Maryland Health and Mental Hygiene Secretary Dr. Joshua M. Sharfstein faced some tough questions before a congressional oversight committee Thursday before heading back up to Annapolis to discuss a report from the Office of Legislative Audits.
Sharfstein appeared before the Committee on Oversight and Government Reform as part of a hearing on states with troubled health benefit exchanges. A nearly 12 minute exchange between Sharfstein and Rep. Jim Jordan, R-Ohio, was perhaps the most contentious part of the hearing. (See the full hearing.)
Jordan criticized Sharfstein for his characterization that the state would meet its goals for the number of people who had signed up for private health insurance thorough the Maryland Health Benefit Exchange.
“My understanding is (Center for Medicaid and Medicare Services) enrollment target was 150,000 for the state of Maryland and as of April 1, you are at 60,000,” Jordan said.
(Actually, slightly more than 63,000, according to numbers released on Tuesday by Sharfstein.)
Sharfstein denied knowledge of a federal goal and said he had never seen it. Later, Sharfstein told Jordan and others that the state goal of privately insurance registrations through the site was 75,000 but that it had been revised down from an earlier goal of 150,000. Both goals were set by the Hilltop Institute at the University of Maryland, Baltimore County.
Sharfstein earlier this year said he asked the nonprofit to revise it’s numbers.
“They made an error in the report,” he told Jordan.

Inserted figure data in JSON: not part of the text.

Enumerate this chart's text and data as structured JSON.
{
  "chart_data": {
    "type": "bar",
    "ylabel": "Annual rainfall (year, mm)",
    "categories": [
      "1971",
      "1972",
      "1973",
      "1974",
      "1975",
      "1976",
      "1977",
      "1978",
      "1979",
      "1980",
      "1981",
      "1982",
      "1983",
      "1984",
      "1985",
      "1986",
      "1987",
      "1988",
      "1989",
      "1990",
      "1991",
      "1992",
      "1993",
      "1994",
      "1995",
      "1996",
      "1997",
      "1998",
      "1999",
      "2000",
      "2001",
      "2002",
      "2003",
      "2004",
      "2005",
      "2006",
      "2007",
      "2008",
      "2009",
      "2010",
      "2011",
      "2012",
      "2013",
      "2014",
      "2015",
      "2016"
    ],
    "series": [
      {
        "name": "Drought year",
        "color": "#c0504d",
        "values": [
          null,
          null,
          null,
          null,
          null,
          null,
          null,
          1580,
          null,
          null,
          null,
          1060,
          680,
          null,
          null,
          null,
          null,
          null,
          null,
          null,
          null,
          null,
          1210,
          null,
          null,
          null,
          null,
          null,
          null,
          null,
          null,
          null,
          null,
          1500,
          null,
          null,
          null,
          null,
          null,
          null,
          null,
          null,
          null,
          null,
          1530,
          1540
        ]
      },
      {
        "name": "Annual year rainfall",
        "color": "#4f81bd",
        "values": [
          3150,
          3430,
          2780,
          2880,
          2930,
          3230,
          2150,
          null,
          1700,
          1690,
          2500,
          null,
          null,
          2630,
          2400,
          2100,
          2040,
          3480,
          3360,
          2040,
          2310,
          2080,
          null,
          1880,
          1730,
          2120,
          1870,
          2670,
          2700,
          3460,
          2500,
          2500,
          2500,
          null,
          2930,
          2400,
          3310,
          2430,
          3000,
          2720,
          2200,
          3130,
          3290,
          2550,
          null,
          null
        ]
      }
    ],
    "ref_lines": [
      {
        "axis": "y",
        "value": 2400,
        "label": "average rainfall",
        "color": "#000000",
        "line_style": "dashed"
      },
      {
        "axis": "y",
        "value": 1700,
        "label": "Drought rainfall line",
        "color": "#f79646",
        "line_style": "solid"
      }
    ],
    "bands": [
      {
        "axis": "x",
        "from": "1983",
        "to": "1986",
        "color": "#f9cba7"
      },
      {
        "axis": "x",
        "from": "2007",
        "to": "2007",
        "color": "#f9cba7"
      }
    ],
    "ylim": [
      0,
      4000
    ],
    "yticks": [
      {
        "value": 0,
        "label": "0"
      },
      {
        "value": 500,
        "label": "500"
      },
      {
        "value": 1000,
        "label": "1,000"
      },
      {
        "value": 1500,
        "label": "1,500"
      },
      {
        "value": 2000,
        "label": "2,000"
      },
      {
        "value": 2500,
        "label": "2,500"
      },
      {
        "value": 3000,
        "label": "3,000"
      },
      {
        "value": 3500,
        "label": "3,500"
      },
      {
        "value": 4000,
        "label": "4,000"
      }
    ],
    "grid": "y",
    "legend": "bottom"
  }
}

“How convenient,” Jordan replied, calling it “defining the standard down.”
Sharfstein told Jordan that the Hilltop report “was an estimate, not a goal.”
The state health department secretary went on to stress that despite the problems of the site, the state had made progress in getting it to work even as they announced earlier this week that they were going to switch over to using a site built by Connecticut.
“Of course you were going to make progress,”Jordan said. “When it’s this bad, there’s no place to go but up.”